The pavilion will be curated by Dallas Contemporary.

Boris Mikhailov Tea Coffee Cappuccino, (2000-2010). Courtesy Galerie Barbara Weiss

The acclaimed Ukrainian photographer Boris Mikhailov will stage an exhibition at the Ukrainian Pavilion at the 57th Venice Biennale this May, in a presentation curated by Dallas Contemporary.

According to Glasstire, the non-profit museum Dallas Contemporary has strong ties to the Ukrainian art scene through key members of its staff: executive director Peter Doroshenko was the commissioner of the Ukrainian Pavilion in 2007 and 2009, and has also served as director of the PinchukArtCentre in Kiev; while assistant curator Lilia Kudelia, born in Ukraine, was recently chair of external relations at Kiev’s Mystetskyi Arsenal.

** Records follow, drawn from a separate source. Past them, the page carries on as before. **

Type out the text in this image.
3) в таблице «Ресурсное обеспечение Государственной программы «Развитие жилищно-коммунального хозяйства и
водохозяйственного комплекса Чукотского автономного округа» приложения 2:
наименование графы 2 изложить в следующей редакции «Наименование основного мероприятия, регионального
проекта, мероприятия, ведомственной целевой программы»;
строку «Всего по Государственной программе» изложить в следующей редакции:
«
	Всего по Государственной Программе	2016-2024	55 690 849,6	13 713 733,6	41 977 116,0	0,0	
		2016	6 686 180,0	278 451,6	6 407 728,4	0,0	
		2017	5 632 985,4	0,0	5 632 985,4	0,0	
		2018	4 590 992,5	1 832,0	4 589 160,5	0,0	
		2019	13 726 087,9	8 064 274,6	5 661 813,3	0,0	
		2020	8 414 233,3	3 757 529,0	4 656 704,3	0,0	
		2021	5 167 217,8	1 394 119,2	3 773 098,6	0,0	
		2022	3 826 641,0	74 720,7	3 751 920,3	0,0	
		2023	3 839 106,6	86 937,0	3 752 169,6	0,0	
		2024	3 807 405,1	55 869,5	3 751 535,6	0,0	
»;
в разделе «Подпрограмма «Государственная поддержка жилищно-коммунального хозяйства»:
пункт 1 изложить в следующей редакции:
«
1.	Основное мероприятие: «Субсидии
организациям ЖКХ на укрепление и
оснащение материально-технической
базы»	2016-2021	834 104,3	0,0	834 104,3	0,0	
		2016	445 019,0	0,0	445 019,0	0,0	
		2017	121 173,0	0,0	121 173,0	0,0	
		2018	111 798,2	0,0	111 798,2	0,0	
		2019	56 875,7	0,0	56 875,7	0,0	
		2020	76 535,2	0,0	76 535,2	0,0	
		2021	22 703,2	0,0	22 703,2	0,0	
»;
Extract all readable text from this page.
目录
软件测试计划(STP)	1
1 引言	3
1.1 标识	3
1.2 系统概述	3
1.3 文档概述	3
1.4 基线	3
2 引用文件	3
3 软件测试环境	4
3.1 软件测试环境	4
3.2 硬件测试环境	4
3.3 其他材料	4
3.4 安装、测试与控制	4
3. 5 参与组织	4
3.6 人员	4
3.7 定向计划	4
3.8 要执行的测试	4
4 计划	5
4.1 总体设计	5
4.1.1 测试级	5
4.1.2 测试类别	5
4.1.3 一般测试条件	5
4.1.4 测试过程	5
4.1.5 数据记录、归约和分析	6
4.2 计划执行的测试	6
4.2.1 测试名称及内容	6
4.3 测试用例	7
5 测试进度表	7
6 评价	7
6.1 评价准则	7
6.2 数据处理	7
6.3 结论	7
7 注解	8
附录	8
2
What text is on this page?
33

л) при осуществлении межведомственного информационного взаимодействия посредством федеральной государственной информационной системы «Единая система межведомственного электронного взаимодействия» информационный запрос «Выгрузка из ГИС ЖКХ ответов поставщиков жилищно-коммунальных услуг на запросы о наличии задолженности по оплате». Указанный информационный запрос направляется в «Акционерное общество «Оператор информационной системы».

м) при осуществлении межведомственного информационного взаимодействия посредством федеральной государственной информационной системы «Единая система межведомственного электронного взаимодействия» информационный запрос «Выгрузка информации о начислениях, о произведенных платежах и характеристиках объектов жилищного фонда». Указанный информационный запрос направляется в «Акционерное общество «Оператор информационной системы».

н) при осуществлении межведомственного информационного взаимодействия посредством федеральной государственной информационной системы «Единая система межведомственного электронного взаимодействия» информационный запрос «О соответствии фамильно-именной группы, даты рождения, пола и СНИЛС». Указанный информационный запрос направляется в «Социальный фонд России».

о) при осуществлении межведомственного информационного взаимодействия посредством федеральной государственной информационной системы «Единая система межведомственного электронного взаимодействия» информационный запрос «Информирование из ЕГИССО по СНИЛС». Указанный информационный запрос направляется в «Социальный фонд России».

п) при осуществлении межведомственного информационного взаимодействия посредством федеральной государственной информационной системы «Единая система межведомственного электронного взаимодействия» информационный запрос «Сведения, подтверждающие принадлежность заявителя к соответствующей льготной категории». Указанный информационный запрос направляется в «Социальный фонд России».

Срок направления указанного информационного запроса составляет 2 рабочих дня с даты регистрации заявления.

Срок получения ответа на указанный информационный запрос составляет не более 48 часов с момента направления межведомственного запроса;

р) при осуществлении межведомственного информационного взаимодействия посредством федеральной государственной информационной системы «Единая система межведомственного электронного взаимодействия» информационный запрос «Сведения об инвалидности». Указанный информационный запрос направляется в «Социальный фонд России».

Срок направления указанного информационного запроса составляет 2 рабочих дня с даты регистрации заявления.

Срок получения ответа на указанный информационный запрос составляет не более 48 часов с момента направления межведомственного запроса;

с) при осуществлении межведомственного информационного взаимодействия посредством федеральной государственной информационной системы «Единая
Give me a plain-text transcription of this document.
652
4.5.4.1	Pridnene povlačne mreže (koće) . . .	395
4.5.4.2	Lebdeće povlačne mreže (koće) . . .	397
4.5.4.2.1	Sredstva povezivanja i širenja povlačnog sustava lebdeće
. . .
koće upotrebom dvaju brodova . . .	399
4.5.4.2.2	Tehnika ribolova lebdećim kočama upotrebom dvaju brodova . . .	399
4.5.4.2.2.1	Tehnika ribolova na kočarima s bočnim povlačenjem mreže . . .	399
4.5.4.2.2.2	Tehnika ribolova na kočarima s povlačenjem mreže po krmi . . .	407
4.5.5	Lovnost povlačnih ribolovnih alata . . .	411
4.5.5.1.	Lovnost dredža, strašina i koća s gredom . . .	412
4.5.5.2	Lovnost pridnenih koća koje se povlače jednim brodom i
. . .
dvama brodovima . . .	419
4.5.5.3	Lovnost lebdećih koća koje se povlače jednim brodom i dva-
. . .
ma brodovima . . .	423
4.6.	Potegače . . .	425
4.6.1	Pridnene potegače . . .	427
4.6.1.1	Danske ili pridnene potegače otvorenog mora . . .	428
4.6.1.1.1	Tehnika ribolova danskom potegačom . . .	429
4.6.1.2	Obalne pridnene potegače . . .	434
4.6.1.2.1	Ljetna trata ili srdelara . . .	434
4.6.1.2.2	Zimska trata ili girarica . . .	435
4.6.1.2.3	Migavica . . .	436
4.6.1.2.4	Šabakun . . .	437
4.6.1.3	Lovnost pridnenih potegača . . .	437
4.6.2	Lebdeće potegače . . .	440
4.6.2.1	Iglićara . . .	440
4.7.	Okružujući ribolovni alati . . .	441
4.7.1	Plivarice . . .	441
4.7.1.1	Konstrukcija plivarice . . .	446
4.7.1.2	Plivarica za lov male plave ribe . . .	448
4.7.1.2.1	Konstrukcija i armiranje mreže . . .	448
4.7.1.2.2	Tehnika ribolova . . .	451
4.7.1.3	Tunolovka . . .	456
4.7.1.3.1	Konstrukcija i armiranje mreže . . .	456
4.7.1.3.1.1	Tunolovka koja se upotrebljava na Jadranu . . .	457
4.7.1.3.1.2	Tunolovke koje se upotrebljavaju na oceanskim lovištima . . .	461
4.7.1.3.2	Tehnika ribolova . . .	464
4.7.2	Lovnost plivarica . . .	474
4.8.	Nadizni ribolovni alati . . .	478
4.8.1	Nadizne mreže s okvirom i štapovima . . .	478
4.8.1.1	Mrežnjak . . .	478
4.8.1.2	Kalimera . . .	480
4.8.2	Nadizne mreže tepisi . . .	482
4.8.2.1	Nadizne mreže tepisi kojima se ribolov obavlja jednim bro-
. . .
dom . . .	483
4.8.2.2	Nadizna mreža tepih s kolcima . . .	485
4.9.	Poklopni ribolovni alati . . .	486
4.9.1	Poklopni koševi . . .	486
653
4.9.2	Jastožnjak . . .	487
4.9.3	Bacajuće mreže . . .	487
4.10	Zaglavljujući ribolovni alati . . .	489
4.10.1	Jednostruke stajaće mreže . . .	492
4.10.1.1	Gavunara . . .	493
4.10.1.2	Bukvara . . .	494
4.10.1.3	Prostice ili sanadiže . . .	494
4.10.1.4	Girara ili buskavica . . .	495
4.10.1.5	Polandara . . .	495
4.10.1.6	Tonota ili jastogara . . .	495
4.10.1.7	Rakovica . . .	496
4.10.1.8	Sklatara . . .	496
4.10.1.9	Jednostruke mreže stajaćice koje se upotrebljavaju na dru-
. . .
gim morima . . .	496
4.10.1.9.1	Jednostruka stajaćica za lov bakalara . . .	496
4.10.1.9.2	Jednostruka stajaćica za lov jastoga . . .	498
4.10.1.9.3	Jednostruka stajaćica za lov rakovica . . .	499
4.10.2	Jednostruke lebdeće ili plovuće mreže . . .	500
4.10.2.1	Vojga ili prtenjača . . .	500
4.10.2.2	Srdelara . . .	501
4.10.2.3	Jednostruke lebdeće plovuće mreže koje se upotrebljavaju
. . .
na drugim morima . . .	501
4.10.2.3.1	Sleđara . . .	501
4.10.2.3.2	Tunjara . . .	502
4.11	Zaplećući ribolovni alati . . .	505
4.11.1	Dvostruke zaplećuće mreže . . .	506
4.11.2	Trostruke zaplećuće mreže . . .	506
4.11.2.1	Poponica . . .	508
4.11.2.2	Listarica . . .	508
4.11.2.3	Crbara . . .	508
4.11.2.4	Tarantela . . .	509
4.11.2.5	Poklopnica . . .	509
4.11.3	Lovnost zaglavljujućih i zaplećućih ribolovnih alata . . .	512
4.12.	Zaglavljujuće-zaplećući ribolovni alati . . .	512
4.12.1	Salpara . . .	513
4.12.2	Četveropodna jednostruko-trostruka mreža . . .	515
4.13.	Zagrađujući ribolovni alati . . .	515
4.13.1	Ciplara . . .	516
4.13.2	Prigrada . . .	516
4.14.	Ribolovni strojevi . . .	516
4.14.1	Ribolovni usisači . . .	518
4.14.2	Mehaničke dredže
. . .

Doroshenko and Kudelia have chosen Mikhailov, who will present a new series titled “Parliament” (2014-ongoing). According to a press release, it “focuses on photography’s interaction with media interfaces, and the interplay between analogue and digital representation.”

The Berlin-based septuagenarian is an influential artist with a signature candid style that melds conceptual and documentary approaches, capturing scenes from both Soviet and Post-Soviet Ukraine. “You have to be in insider in a society to be able to depict it the way I try to,” he said in a 2012 interview, on the eve of the opening of his survey show at the Berlinische Galerie.

His seminal series “Case History, depicting the derelict life conditions of those left homeless after the fall of the Soviet Union, was the subject of a major survey at the MoMA in late 2011.

The curators of the Ukrainian Pavilion describe his work as “symptomatic of the current media landscape and the post-truth society we live in. Decomposition of the image in the presented photographs alludes to cyberbalkanization, the phenomenon of echo-chambers, and splintering of the media communities.”

In addition to the main exhibition by Mikhailov, the pavilion will also include works by Ukrainian artists who have been commissioned to interpret and reflect on his artistic oeuvre, and “reflect on the lineage of Ukrainian contemporary art” through it.